Trump boasts about deployment of troops and federal police in Washington: ‘We’re going to stay here for a while’
The president visited the headquarters of the deployment, which has been widely criticized by residents and which he declares necessary to combat violence
Donald Trump has taken to boasting about his decision to deploy federal soldiers and agents on the streets of Washington, despite the unease the measure has generated among residents. The Republican, who adopted the measure 10 days ago citing an alleged escalation of violence, went to the headquarters of the deployment to greet soldiers and police officers. “We’re going to make it safe, and we’re going to then go on to other places, but we’re going to stay here for a while,” the president said. The legislation allows the president to maintain this measure for 30 days, but Trump says he is considering extending it.
The president ordered the deployment as part of his takeover of a city with an overwhelmingly Democratic majority, which he described — contrary to statistics — as a place of “crime, bloodshed, bedlam and squalor.”
Trump had declared hours earlier that he would go on patrol “with the police and the military” that evening, in comments on conservative commentator Todd Starnes’ radio show.
The president’s afternoon outing amounted to a triumphant stroll, one of the many the Republican administration has taken since ordering the deployment of the National Guard and federal agents to the U.S. capital in response to what it considers a rise in crime that had become a national emergency. Initially, the White House indicated that some 800 troops would reinforce local police forces. Since then, six Republican-majority states have sent troops to the mission, which has expanded its original remit to increasingly focus on the detention of illegal immigrants.
Trump’s order, partially limited days later in court, is possible because of the unique status of the capital, which lacks the privileges of a state. A 1970s law, the DC Home Rule Act, grants the city autonomy and includes a clause allowing the local police force to be placed directly under presidential control when “special emergency conditions” exist. Trump has invoked this clause, arguing that the levels of violence in the city meet those “special conditions.”
Trump visited the Park Police headquarters in Anacostia, southeast Washington, now the operations center for the deployment. He was accompanied, among others, by his Secretary of Homeland Security, Kristi Noem; Secretary of the Interior, Doug Burgum; and his top domestic policy adviser, Stephen Miller.
A day earlier, Vice President J.D. Vance, Secretary of Defense Pete Hegseth, and Miller had gone to the capital’s Union Station to greet the troops deployed there, offering them hamburgers and calling for “getting DC out of its lawless state,” amid jeers and whistles from onlookers.

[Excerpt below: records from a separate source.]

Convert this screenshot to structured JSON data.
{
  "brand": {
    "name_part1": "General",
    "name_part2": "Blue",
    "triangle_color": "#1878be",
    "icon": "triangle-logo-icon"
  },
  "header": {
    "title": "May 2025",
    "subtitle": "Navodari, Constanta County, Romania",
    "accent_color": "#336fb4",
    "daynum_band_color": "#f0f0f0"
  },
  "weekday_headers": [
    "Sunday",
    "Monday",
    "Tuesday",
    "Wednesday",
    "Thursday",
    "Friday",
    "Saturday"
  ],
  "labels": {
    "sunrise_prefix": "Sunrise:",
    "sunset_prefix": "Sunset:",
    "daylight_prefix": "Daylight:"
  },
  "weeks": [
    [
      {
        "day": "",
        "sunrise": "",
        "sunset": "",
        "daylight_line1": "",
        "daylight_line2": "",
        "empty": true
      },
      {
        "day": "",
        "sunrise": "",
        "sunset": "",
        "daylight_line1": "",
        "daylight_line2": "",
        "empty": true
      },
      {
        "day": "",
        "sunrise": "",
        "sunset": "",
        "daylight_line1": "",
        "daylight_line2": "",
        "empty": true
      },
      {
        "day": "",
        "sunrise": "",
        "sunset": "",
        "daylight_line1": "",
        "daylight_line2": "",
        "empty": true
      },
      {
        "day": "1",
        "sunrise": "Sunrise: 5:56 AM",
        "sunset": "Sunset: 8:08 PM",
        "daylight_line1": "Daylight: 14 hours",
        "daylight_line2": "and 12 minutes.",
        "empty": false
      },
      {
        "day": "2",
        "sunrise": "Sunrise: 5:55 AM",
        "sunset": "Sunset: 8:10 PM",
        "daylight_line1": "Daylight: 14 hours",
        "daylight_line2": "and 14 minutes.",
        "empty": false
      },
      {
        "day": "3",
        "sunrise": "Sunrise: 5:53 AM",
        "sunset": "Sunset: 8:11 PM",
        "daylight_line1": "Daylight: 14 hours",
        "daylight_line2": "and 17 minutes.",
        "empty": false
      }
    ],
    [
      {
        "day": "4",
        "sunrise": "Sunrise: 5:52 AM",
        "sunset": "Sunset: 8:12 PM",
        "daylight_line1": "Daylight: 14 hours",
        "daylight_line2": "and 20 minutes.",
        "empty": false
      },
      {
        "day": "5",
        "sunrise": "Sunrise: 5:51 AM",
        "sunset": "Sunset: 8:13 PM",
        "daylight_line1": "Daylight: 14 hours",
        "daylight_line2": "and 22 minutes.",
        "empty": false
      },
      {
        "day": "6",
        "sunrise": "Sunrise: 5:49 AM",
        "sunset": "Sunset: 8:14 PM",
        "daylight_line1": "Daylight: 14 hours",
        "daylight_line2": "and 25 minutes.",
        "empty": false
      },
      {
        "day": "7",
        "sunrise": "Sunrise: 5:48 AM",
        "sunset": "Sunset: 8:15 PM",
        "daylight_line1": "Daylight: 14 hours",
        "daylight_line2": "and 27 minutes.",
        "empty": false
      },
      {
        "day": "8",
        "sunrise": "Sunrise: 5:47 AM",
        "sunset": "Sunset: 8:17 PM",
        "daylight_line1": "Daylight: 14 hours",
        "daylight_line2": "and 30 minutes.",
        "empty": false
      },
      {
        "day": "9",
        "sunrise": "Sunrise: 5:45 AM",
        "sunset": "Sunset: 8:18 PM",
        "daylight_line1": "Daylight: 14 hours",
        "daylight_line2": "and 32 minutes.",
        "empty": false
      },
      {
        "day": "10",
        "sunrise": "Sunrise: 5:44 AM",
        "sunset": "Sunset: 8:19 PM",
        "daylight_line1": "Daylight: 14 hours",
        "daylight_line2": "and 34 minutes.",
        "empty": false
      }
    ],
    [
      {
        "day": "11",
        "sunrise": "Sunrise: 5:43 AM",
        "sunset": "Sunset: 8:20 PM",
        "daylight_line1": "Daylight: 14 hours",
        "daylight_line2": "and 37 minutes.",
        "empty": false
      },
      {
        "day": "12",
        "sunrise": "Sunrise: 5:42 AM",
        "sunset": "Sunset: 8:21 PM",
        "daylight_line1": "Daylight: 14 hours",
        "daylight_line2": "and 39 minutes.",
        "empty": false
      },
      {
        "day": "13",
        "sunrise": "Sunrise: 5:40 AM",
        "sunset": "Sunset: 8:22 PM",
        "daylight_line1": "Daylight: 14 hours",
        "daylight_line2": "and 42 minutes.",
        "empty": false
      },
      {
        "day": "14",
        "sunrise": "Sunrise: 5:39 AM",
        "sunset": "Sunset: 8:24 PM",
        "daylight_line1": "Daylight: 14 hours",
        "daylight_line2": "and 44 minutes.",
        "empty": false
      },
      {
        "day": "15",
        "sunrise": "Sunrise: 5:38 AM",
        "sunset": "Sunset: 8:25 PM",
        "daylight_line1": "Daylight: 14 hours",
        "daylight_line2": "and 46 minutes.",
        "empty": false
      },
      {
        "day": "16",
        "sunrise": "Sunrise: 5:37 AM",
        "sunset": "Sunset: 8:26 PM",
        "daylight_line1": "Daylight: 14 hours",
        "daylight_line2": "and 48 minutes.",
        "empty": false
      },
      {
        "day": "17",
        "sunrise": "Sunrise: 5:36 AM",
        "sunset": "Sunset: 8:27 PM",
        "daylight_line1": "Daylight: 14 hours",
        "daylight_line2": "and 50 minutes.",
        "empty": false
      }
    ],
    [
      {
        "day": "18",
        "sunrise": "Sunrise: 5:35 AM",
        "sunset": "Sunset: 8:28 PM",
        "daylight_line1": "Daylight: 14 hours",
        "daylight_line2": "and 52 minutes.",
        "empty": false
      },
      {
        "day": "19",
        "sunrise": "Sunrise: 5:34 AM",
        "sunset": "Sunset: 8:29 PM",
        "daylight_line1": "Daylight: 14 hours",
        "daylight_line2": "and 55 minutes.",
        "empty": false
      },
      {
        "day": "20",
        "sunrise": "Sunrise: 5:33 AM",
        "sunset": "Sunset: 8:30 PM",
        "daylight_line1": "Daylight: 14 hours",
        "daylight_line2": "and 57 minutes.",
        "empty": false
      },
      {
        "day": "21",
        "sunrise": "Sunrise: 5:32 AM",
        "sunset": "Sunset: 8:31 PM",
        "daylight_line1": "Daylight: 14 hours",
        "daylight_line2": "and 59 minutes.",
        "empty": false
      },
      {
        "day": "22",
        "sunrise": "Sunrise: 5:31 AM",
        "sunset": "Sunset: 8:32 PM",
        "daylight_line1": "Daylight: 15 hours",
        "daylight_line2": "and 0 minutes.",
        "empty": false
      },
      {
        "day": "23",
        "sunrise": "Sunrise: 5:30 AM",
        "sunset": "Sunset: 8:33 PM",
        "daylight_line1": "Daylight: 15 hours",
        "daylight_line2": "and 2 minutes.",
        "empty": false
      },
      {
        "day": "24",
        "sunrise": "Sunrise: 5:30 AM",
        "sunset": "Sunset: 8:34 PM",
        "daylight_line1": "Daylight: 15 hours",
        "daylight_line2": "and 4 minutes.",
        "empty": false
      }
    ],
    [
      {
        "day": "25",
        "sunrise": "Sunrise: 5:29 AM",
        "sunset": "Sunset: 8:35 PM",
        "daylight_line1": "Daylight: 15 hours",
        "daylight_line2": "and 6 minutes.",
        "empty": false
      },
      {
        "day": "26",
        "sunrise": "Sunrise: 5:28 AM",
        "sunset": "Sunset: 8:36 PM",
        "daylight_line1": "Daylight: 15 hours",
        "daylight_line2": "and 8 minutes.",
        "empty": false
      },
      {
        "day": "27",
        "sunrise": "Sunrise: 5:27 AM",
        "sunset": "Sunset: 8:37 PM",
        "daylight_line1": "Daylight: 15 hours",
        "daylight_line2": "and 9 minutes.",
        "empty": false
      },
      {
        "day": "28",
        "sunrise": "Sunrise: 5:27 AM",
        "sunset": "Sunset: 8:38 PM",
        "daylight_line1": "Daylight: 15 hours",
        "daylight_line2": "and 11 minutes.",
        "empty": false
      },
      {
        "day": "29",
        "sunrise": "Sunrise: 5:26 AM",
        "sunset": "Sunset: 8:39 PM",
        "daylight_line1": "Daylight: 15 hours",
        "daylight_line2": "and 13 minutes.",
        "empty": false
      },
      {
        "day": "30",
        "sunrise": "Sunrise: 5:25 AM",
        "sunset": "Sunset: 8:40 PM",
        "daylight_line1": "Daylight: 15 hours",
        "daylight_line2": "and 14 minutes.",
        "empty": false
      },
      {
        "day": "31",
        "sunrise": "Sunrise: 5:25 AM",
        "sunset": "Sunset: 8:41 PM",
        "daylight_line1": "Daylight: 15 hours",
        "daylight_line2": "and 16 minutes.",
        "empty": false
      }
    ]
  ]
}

Trump maintains that since issuing the order on August 7, Washington has become “perhaps the safest city in the country, and it’s getting better by the minute.” He says that until now, the capital — a tourist magnet thanks to its free monuments and museums — was a wasteland that many avoided, but now “people are flocking back.”
The White House issues daily bulletins listing the arrests made since the order went into effect. So far, it has counted 630, for offenses ranging from homicide to drink-driving, although it does not specify whether these arrests include only those carried out by federal agents or also by the local Metropolitan Police. It does indicate that a third of those detained, about 250, are illegal immigrants. Although the deployment is especially visible in the city’s tourist center and around its most well-known landmarks, where violent crime is minimal or nonexistent, the highest number of arrests, according to the White House, have occurred in the Seventh and Eighth Wards, part of the Anacostia neighborhood, among the city’s poorest areas and predominantly African American.
In the reality outside the walls of the White House, statistics indicate that, although the level of violence in the capital has historically been high, there has been a notable decrease. Violent crime dropped by 35% in 2024 compared to the previous year and reached the lowest levels in the last 30 years, according to a Department of Justice report published in January. And the population of this overwhelmingly Democratic city, where only 6% of voters backed Trump last November, is opposed to the presidential measures to seize control.
A poll published by The Washington Post found that 79% of residents oppose the presidential order, while only 17% support it. Only 31% consider the crime rate to be serious or very serious, while 21% consider the streets in their neighborhoods to be unsafe. In contrast, 78% say they feel reasonably or very secure in their areas of residence. Two-thirds of the population say the police and military presence makes them feel less safe.